In Texas, 12,808 gallons of diesel chemicals have been injected into the ground in that four-year time period, the report found. We creamed Colorado, the second-most diesel-popular state, by more than 3,000 gallons.

The oil industry argues that the report is unfair because the EPA initially didn't issue a clear rules on which types of chemicals counted as diesel or how they would be regulated. It was just this past February that the EPA finally gave guidance for drillers on how to follow the Clean Water Act. Since then, the industry's figures of reported diesel use have dropped.

"We stopped using diesel in 2011 and kerosene in 2012, and that was years before this [EPA] guidance was out," says Suanna Lundsberg, a spokesman for Exxon's XTO Energy.
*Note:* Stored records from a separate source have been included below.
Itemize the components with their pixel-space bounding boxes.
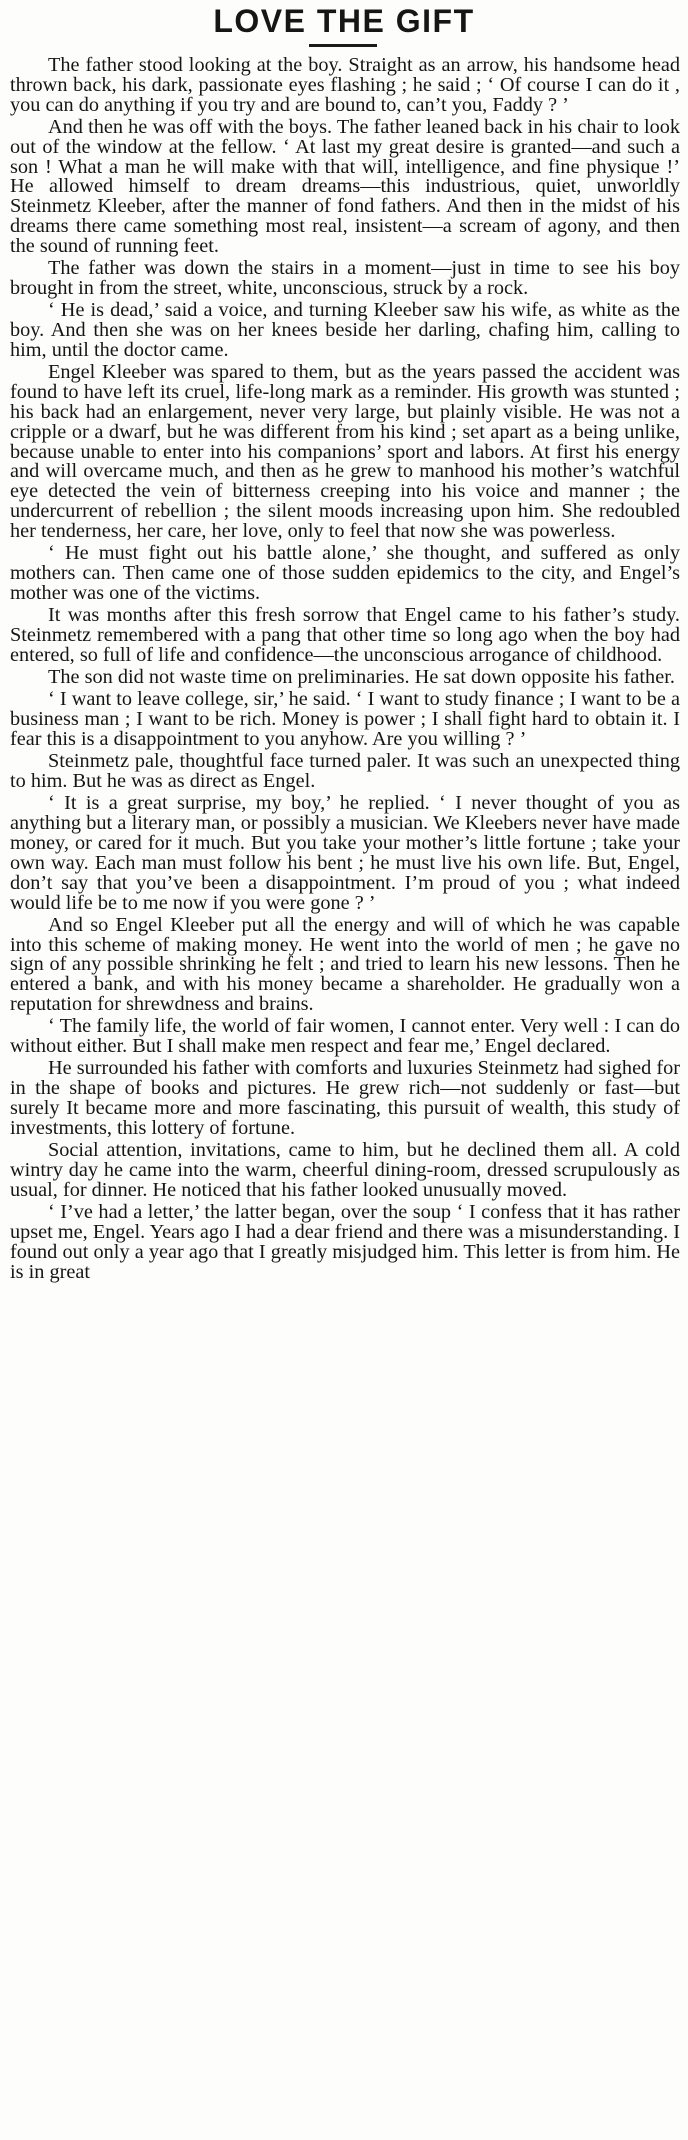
paragraph-7: It was months after this fresh sorrow that Engel came to his father’s study. Steinmetz remembered with a pang that other time so long ago when the boy had entered, so full of life and confidence—the unconscious arrogance of childhood. xyxy=(10,604,680,666)
paragraph-8: The son did not waste time on preliminaries. He sat down opposite his father. xyxy=(48,666,675,689)
paragraph-9: ‘ I want to leave college, sir,’ he said. ‘ I want to study finance ; I want to be a business man ; I want to be rich. Money is power ; I shall fight hard to obtain it. I fear this is a disappointment to you anyhow. Are you willing ? ’ xyxy=(10,688,680,750)
title-underline-rule xyxy=(309,44,377,47)
paragraph-5: Engel Kleeber was spared to them, but as the years passed the accident was found to have left its cruel, life-long mark as a reminder. His growth was stunted ; his back had an enlargement, never very large, but plainly visible. He was not a cripple or a dwarf, but he was different from his kind ; set apart as a being unlike, because unable to enter into his companions’ sport and labors. At first his energy and will overcame much, and then as he grew to manhood his mother’s watchful eye detected the vein of bitterness creeping into his voice and manner ; the undercurrent of rebellion ; the silent moods increasing upon him. She redoubled her tenderness, her care, her love, only to feel that now she was powerless. xyxy=(10,361,680,542)
paragraph-13: ‘ The family life, the world of fair women, I cannot enter. Very well : I can do without either. But I shall make men respect and fear me,’ Engel declared. xyxy=(10,1015,680,1058)
paragraph-4: ‘ He is dead,’ said a voice, and turning Kleeber saw his wife, as white as the boy. And then she was on her knees beside her darling, chafing him, calling to him, until the doctor came. xyxy=(10,299,680,361)
paragraph-3: The father was down the stairs in a moment—just in time to see his boy brought in from the street, white, unconscious, struck by a rock. xyxy=(10,257,680,300)
paragraph-12: And so Engel Kleeber put all the energy and will of which he was capable into this scheme of making money. He went into the world of men ; he gave no sign of any possible shrinking he felt ; and tried to learn his new lessons. Then he entered a bank, and with his money became a shareholder. He gradually won a reputation for shrewdness and brains. xyxy=(10,913,680,1016)
paragraph-10: Steinmetz pale, thoughtful face turned paler. It was such an unexpected thing to him. But he was as direct as Engel. xyxy=(10,750,680,793)
paragraph-6: ‘ He must fight out his battle alone,’ she thought, and suffered as only mothers can. Then came one of those sudden epidemics to the city, and Engel’s mother was one of the victims. xyxy=(10,542,680,604)
article-title: LOVE THE GIFT xyxy=(213,3,475,39)
paragraph-11: ‘ It is a great surprise, my boy,’ he replied. ‘ I never thought of you as anything but a literary man, or possibly a musician. We Kleebers never have made money, or cared for it much. But you take your mother’s little fortune ; take your own way. Each man must follow his bent ; he must live his own life. But, Engel, don’t say that you’ve been a disappointment. I’m proud of you ; what indeed would life be to me now if you were gone ? ’ xyxy=(10,792,680,914)
paragraph-16: ‘ I’ve had a letter,’ the latter began, over the soup ‘ I confess that it has rather upset me, Engel. Years ago I had a dear friend and there was a misunderstanding. I found out only a year ago that I greatly misjudged him. This letter is from him. He is in great xyxy=(10,1201,680,1283)
paragraph-2: And then he was off with the boys. The father leaned back in his chair to look out of the window at the fellow. ‘ At last my great desire is granted—and such a son ! What a man he will make with that will, intelligence, and fine physique !’ He allowed himself to dream dreams—this industrious, quiet, unworldly Steinmetz Kleeber, after the manner of fond fathers. And then in the midst of his dreams there came something most real, insistent—a scream of agony, and then the sound of running feet. xyxy=(10,115,680,257)
paragraph-1: The father stood looking at the boy. Straight as an arrow, his handsome head thrown back, his dark, passionate eyes flashing ; he said ; ‘ Of course I can do it , you can do anything if you try and are bound to, can’t you, Faddy ? ’ xyxy=(10,54,680,116)
paragraph-14: He surrounded his father with comforts and luxuries Steinmetz had sighed for in the shape of books and pictures. He grew rich—not suddenly or fast—but surely It became more and more fascinating, this pursuit of wealth, this study of investments, this lottery of fortune. xyxy=(10,1057,680,1139)
paragraph-15: Social attention, invitations, came to him, but he declined them all. A cold wintry day he came into the warm, cheerful dining-room, dressed scrupulously as usual, for dinner. He noticed that his father looked unusually moved. xyxy=(10,1139,680,1201)
article-body xyxy=(10,56,680,1285)
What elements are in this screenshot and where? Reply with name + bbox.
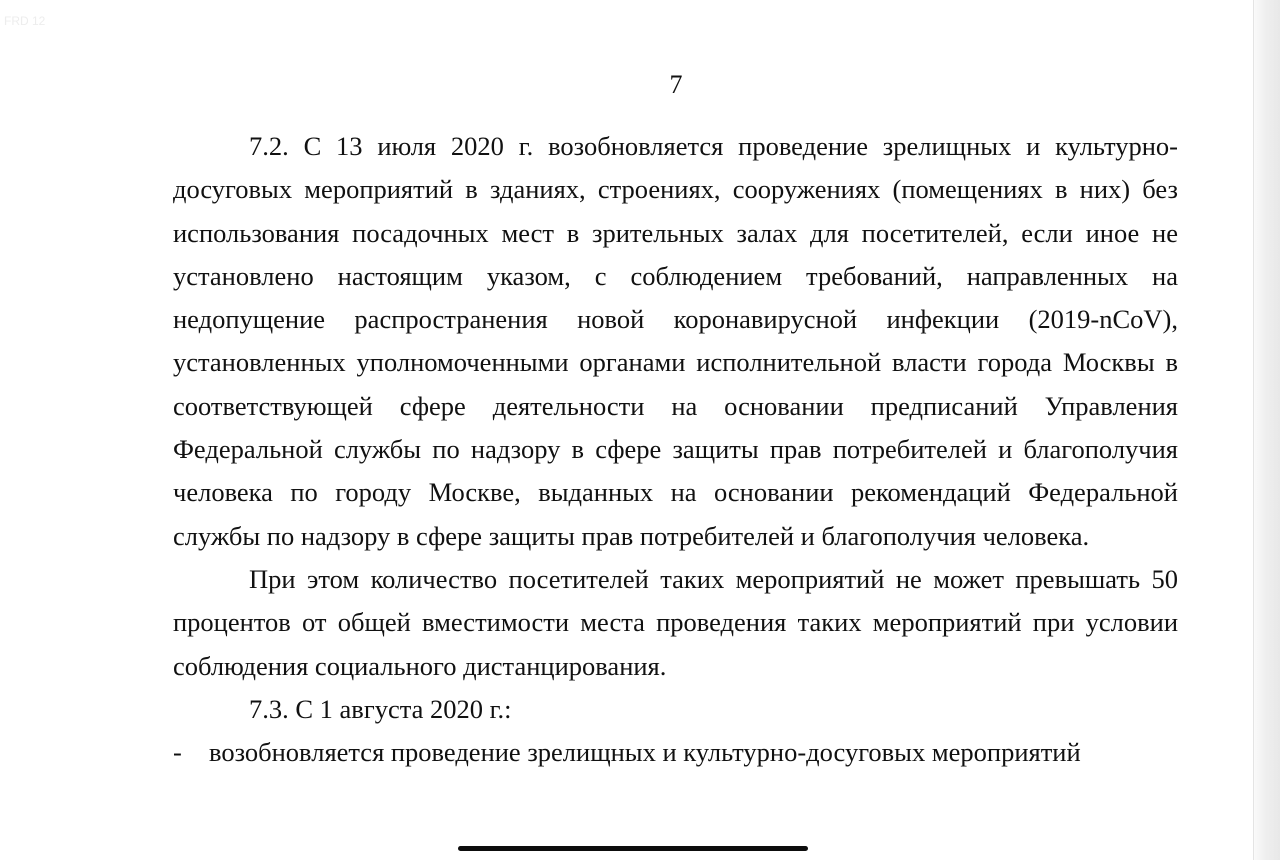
scroll-indicator (458, 846, 808, 851)
paragraph-visitor-limit: При этом количество посетителей таких мероприятий не может превышать 50 процентов от общей вместимости места проведения таких мероприятий при условии соблюдения социального дистанцирования. (173, 563, 1178, 681)
corner-mark: FRD 12 (4, 14, 46, 28)
page-edge (1254, 0, 1280, 860)
paragraph-7-2: 7.2. С 13 июля 2020 г. возобновляется проведение зрелищных и культурно-досуговых мероприятий в зданиях, строениях, сооружениях (помещениях в них) без использования посадочных мест в зрительных залах для посетителей, если иное не установлено настоящим указом, с соблюдением требований, направленных на недопущение распространения новой коронавирусной инфекции (2019-nCoV), установленных уполномоченными органами исполнительной власти города Москвы в соответствующей сфере деятельности на основании предписаний Управления Федеральной службы по надзору в сфере защиты прав потребителей и благополучия человека по городу Москве, выданных на основании рекомендаций Федеральной службы по надзору в сфере защиты прав потребителей и благополучия человека. (173, 131, 1178, 551)
paragraph-7-3: 7.3. С 1 августа 2020 г.: (249, 693, 512, 724)
list-dash: - (173, 737, 182, 768)
list-item (173, 731, 1178, 774)
list-item-text: возобновляется проведение зрелищных и культурно-досуговых мероприятий (209, 737, 1081, 768)
document-body (173, 125, 1178, 774)
page-number: 7 (669, 70, 683, 99)
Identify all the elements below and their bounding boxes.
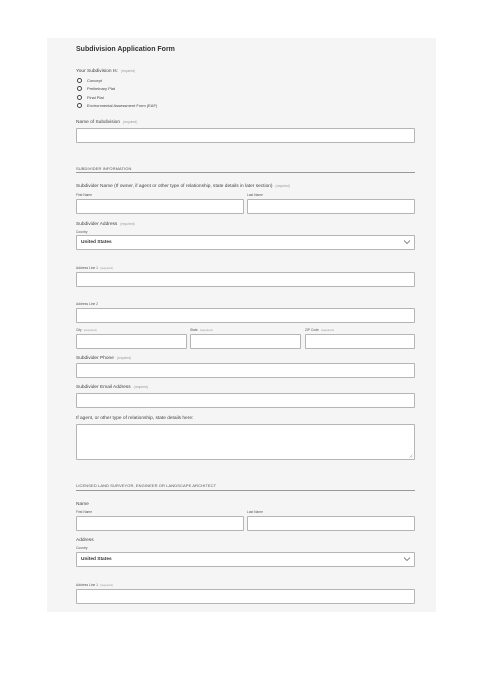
subdivider-email-input[interactable] — [76, 393, 415, 408]
first-name-label: First Name — [76, 193, 93, 197]
surveyor-first-name-input[interactable] — [76, 516, 244, 531]
radio-final-plat[interactable] — [77, 95, 82, 100]
subdivider-phone-input[interactable] — [76, 363, 415, 378]
chevron-down-icon — [403, 239, 411, 245]
section-divider — [76, 172, 415, 173]
country-label: Country — [76, 230, 88, 234]
subdivider-first-name-input[interactable] — [76, 199, 244, 214]
radio-concept-label: Concept — [87, 78, 102, 83]
radio-concept[interactable] — [77, 78, 82, 83]
subdivider-email-label: Subdivider Email Address (required) — [76, 385, 148, 390]
subdivider-state-input[interactable] — [190, 334, 301, 349]
subdivision-name-input[interactable] — [76, 128, 415, 143]
surveyor-country-selected-value: United States — [81, 557, 112, 562]
chevron-down-icon — [403, 556, 411, 562]
last-name-label: Last Name — [247, 193, 263, 197]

Others in the industry similarly say they've agreed to stop using diesel now that it's clearly illegal without a permit, pointing to their FracFocus data submit showing a big drop-off of diesel usage recently. But the Environmental Integrity Project report also accuses the industry of doctoring those records, noting that FracFocus has no way to to detect when companies go back and change what chemicals they decide to disclose. The EIP report also says that Halliburton (the Dallas-based oil corporation credited with influencing former CEO/then-Vice President Dick Cheney to write the 2005 Clean Water loophole), sells "numerous fracking fluids with high diesel content."

In a statement, Halliburton was evasive about whether it plans to phase out those diesel products. "Several of the products listed in the report are not used for hydraulic fracturing operations," spokesman Susie McMichael says via email. And another Halliburton spokesman gave a similarly vague response to ProPublica, saying only that the company plans to work with regulators.

Most of the diesel wells are safely far away from us, in South Texas over the Eagle Ford shale. That's a relief, because the people of South Texas don't seem to like diesel very much. "Help us residents of South Texas before we all die," wrote a resident from Gonzales County in a complaint they filed to the Texas Commission on Environmental Quality. The complaint, obtained by Inside Climate News earlier this year, says that a drilling operator dug a hole in the ground nearby and used it to bury "oily drilling waste ... sometimes with diesel fuel, chemicals and oil floating on it."